Clearly, this is not the first rodeo for the man behind Iron Spurs. In fact, Juan Jaramillo worked for many years catering at Reata at the Rodeo, when he wasn't busy just being the chef at the downtown mainstay. His stated aim with Iron Spurs is to offer steakhouse-level cuisine at a more accessible price point.
I'll cut to the chase, just like a true cowgirl would: Iron Spurs leaves much to be desired, especially if you're looking for a good steak, like we were one recent evening.
The setting is a bit bucolic, since Iron Spurs appears to have saved the vestiges of its predecessor, Williams Ranch House, right down to the stained glass windows, yellow walls and old-timey candelabras. To eat here seems a bit like a trip down memory lane. For us, the atmosphere conjured some memorable experiences along Texas highways, like a family favorite, Sam's in Fairfield.

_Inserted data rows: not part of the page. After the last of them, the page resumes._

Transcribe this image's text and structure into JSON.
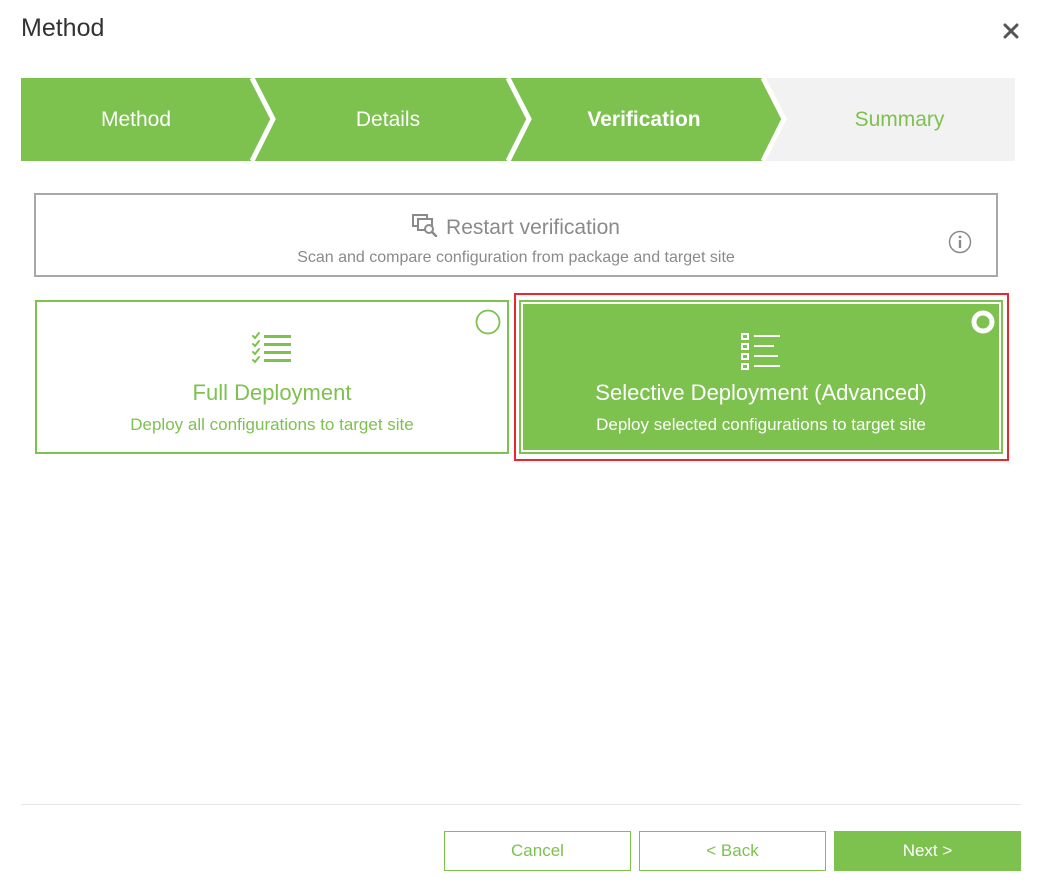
{
  "dialog": {
    "title": "Method"
  },
  "wizard": {
    "steps": [
      {
        "label": "Method",
        "state": "done"
      },
      {
        "label": "Details",
        "state": "done"
      },
      {
        "label": "Verification",
        "state": "active"
      },
      {
        "label": "Summary",
        "state": "pending"
      }
    ]
  },
  "restart": {
    "icon": "restart-verification-icon",
    "title": "Restart verification",
    "description": "Scan and compare configuration from package and target site",
    "info_icon": "info-icon"
  },
  "options": {
    "full": {
      "icon": "checklist-icon",
      "title": "Full Deployment",
      "description": "Deploy all configurations to target site",
      "selected": false
    },
    "selective": {
      "icon": "selective-list-icon",
      "title": "Selective Deployment (Advanced)",
      "description": "Deploy selected configurations to target site",
      "selected": true
    }
  },
  "buttons": {
    "cancel": "Cancel",
    "back": "< Back",
    "next": "Next >"
  },
  "colors": {
    "accent": "#7dc14f",
    "highlight": "#e8282e",
    "pending": "#f2f2f2"
  }
}
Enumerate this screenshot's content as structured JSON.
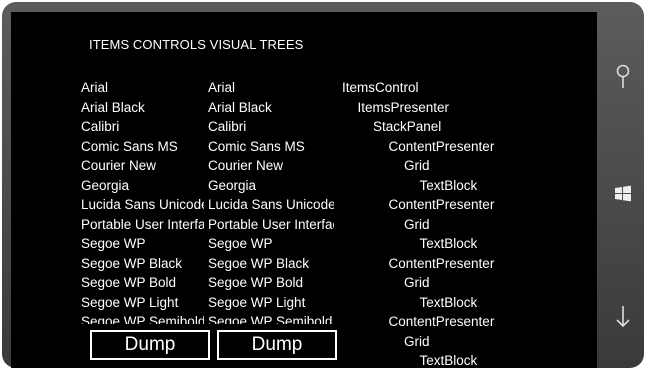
{
  "header": {
    "title": "ITEMS CONTROLS VISUAL TREES"
  },
  "fonts_list_1": [
    "Arial",
    "Arial Black",
    "Calibri",
    "Comic Sans MS",
    "Courier New",
    "Georgia",
    "Lucida Sans Unicode",
    "Portable User Interface",
    "Segoe WP",
    "Segoe WP Black",
    "Segoe WP Bold",
    "Segoe WP Light",
    "Segoe WP Semibold"
  ],
  "fonts_list_2": [
    "Arial",
    "Arial Black",
    "Calibri",
    "Comic Sans MS",
    "Courier New",
    "Georgia",
    "Lucida Sans Unicode",
    "Portable User Interface",
    "Segoe WP",
    "Segoe WP Black",
    "Segoe WP Bold",
    "Segoe WP Light",
    "Segoe WP Semibold"
  ],
  "visual_tree": [
    {
      "text": "ItemsControl",
      "depth": 0
    },
    {
      "text": "ItemsPresenter",
      "depth": 1
    },
    {
      "text": "StackPanel",
      "depth": 2
    },
    {
      "text": "ContentPresenter",
      "depth": 3
    },
    {
      "text": "Grid",
      "depth": 4
    },
    {
      "text": "TextBlock",
      "depth": 5
    },
    {
      "text": "ContentPresenter",
      "depth": 3
    },
    {
      "text": "Grid",
      "depth": 4
    },
    {
      "text": "TextBlock",
      "depth": 5
    },
    {
      "text": "ContentPresenter",
      "depth": 3
    },
    {
      "text": "Grid",
      "depth": 4
    },
    {
      "text": "TextBlock",
      "depth": 5
    },
    {
      "text": "ContentPresenter",
      "depth": 3
    },
    {
      "text": "Grid",
      "depth": 4
    },
    {
      "text": "TextBlock",
      "depth": 5
    }
  ],
  "buttons": {
    "dump1_label": "Dump",
    "dump2_label": "Dump"
  },
  "hardware": {
    "search": "search-icon",
    "start": "windows-start-icon",
    "back": "back-arrow-icon"
  },
  "colors": {
    "screen": "#000000",
    "text": "#ffffff",
    "bezel": "#4a4a4a"
  }
}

And there were some notable high points to our meal. Our appetizer, grilled shrimp with serrano-cheese grits ($9.99), was a well-played portion of five chargrilled shrimp crowned with a lovely julienned carrot and cucumber slaw, atop a bed of the creamy porridge. Served with a plastic cup of habanero barbecue sauce (which was more Tabasco than anything else), the dish was an enjoyable take on what has become a grain du jour on many a restaurant menu.

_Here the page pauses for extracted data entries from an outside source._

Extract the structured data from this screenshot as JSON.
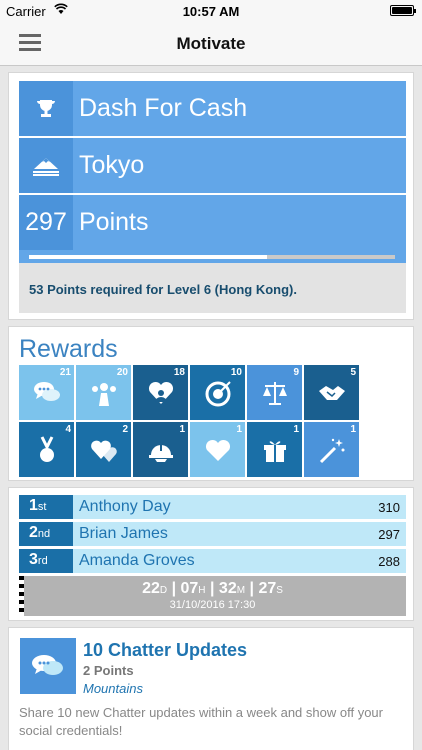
{
  "status": {
    "carrier": "Carrier",
    "time": "10:57 AM"
  },
  "nav": {
    "title": "Motivate"
  },
  "motivation": {
    "challenge": "Dash For Cash",
    "location": "Tokyo",
    "points_value": "297",
    "points_label": "Points",
    "progress_fraction": 0.65,
    "level_text": "53 Points required for Level 6 (Hong Kong)."
  },
  "rewards": {
    "title": "Rewards",
    "tiles": [
      {
        "icon": "chat-bubbles-icon",
        "count": "21",
        "color": "#7cc3ec"
      },
      {
        "icon": "team-icon",
        "count": "20",
        "color": "#7cc3ec"
      },
      {
        "icon": "heart-person-icon",
        "count": "18",
        "color": "#1a5f8f"
      },
      {
        "icon": "target-icon",
        "count": "10",
        "color": "#1a6fa7"
      },
      {
        "icon": "scales-icon",
        "count": "9",
        "color": "#4b93da"
      },
      {
        "icon": "handshake-icon",
        "count": "5",
        "color": "#1a5f8f"
      },
      {
        "icon": "medal-icon",
        "count": "4",
        "color": "#1a6fa7"
      },
      {
        "icon": "hearts-icon",
        "count": "2",
        "color": "#1a6fa7"
      },
      {
        "icon": "hardhat-icon",
        "count": "1",
        "color": "#1a5f8f"
      },
      {
        "icon": "heart-stack-icon",
        "count": "1",
        "color": "#7cc3ec"
      },
      {
        "icon": "gift-icon",
        "count": "1",
        "color": "#1a6fa7"
      },
      {
        "icon": "magic-wand-icon",
        "count": "1",
        "color": "#4b93da"
      }
    ]
  },
  "leaderboard": {
    "rows": [
      {
        "rank": "1",
        "suffix": "st",
        "name": "Anthony Day",
        "score": "310"
      },
      {
        "rank": "2",
        "suffix": "nd",
        "name": "Brian James",
        "score": "297"
      },
      {
        "rank": "3",
        "suffix": "rd",
        "name": "Amanda Groves",
        "score": "288"
      }
    ],
    "countdown": {
      "days": "22",
      "d_unit": "D",
      "hours": "07",
      "h_unit": "H",
      "minutes": "32",
      "m_unit": "M",
      "seconds": "27",
      "s_unit": "S",
      "end_date": "31/10/2016 17:30"
    }
  },
  "chatter": {
    "title": "10 Chatter Updates",
    "points": "2 Points",
    "location": "Mountains",
    "description": "Share 10 new Chatter updates within a week and show off your social credentials!"
  }
}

The avocado salad ($9.99) shined, too: Just a simple take on the ubiquitous Caesar, it had welcome panache with house-made avocado dressing, crispy romaine leaves and avocado slices on top. The salad (which is available with chicken, steak or shrimp) had a nice zing, thanks to the lemony dressing.

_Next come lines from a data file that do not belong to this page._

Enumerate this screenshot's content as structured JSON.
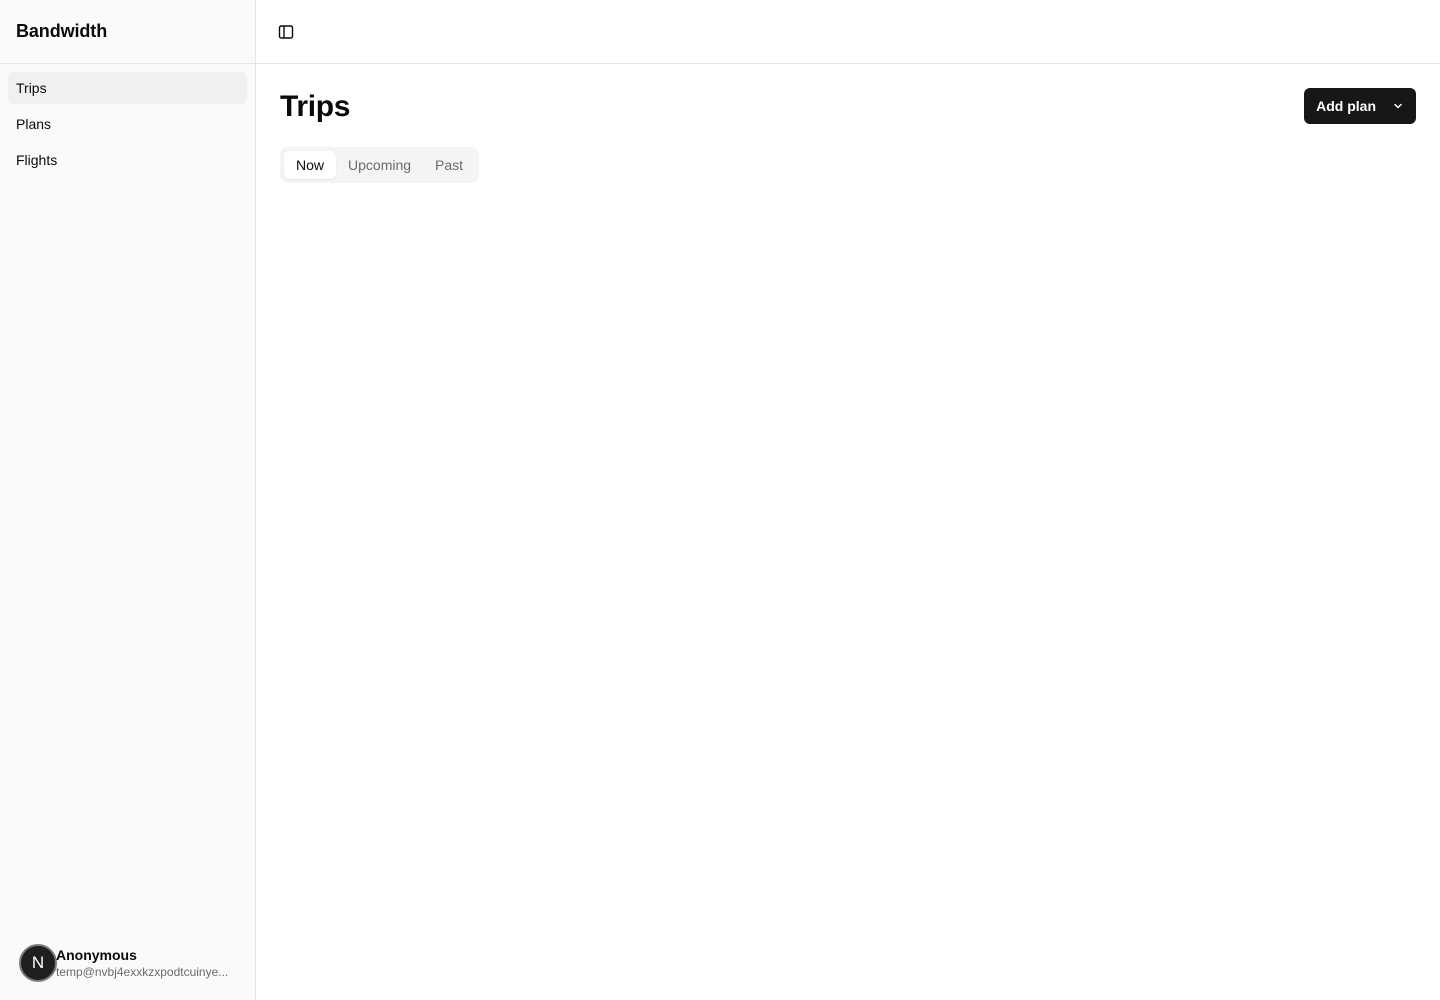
{
  "app": {
    "name": "Bandwidth"
  },
  "sidebar": {
    "items": [
      {
        "label": "Trips",
        "active": true
      },
      {
        "label": "Plans",
        "active": false
      },
      {
        "label": "Flights",
        "active": false
      }
    ],
    "user": {
      "initial": "N",
      "name": "Anonymous",
      "email": "temp@nvbj4exxkzxpodtcuinye..."
    }
  },
  "header": {
    "toggle_icon": "sidebar-toggle-icon"
  },
  "main": {
    "title": "Trips",
    "add_button": {
      "label": "Add plan",
      "icon": "chevron-down-icon"
    },
    "tabs": [
      {
        "label": "Now",
        "active": true
      },
      {
        "label": "Upcoming",
        "active": false
      },
      {
        "label": "Past",
        "active": false
      }
    ]
  },
  "colors": {
    "sidebar_bg": "#fafafa",
    "primary_button": "#171717",
    "border": "#e5e5e5"
  }
}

And now, for the hungry-man portion of the evening. First, the 14-ounce Grilled New York Steak ($16.99), which, unfortunately, was a befuddling mess. Cooked slightly under our medium-rare request, the outside was well seared. But after just one bite, we nearly gave up eating it -- it was tough and chewy with little detectable seasoning. For the grits, we substituted mashed potatoes, which were simple and sort of underwhelming. The plate's other veggie, the green beans, were crisp and thankfully not too butter-loaded -- a nice, light element to an otherwise heavy platter. (On a subsequent lunch visit, we tried the grilled rib-eye, $12.99, and it was disappointing, too. The steak, cooked to a reddish-pink medium, had little flavor to speak of beyond the char of the crisscrossed grill marks.).
We also tried the Iron Spur "Build Your Own" hamburger. But whatever way we built it, we were still met with an approximately 1/3-pound slug of meat that was clearly pre-formed. Ugh. It's fair to say we're spoiled with the endless parade of places in DFW that do burgers right (grinding meat fresh and, when possible, using local garnishes), all of which made this iteration seem very ordinary.
We'd heard good things about our final dish, the chicken and waffles ($11.99). Unusually prepared, the dish featured a pre-cut chicken breast, which was juicy, nicely fried and seasoned. The meat, splayed inside two Belgian-esque waffles, came with a side of sweet potato fries, which had virtually no seasoning. And the bland waffles lacked the buttery, pastrylike quality I was hoping for.
Perhaps Iron Spurs needs more time to find its footing. It certainly has the chefly pedigree to produce quality steaks and creative dishes. But at least on our two visits, the kitchen isn't quite living up to expectations.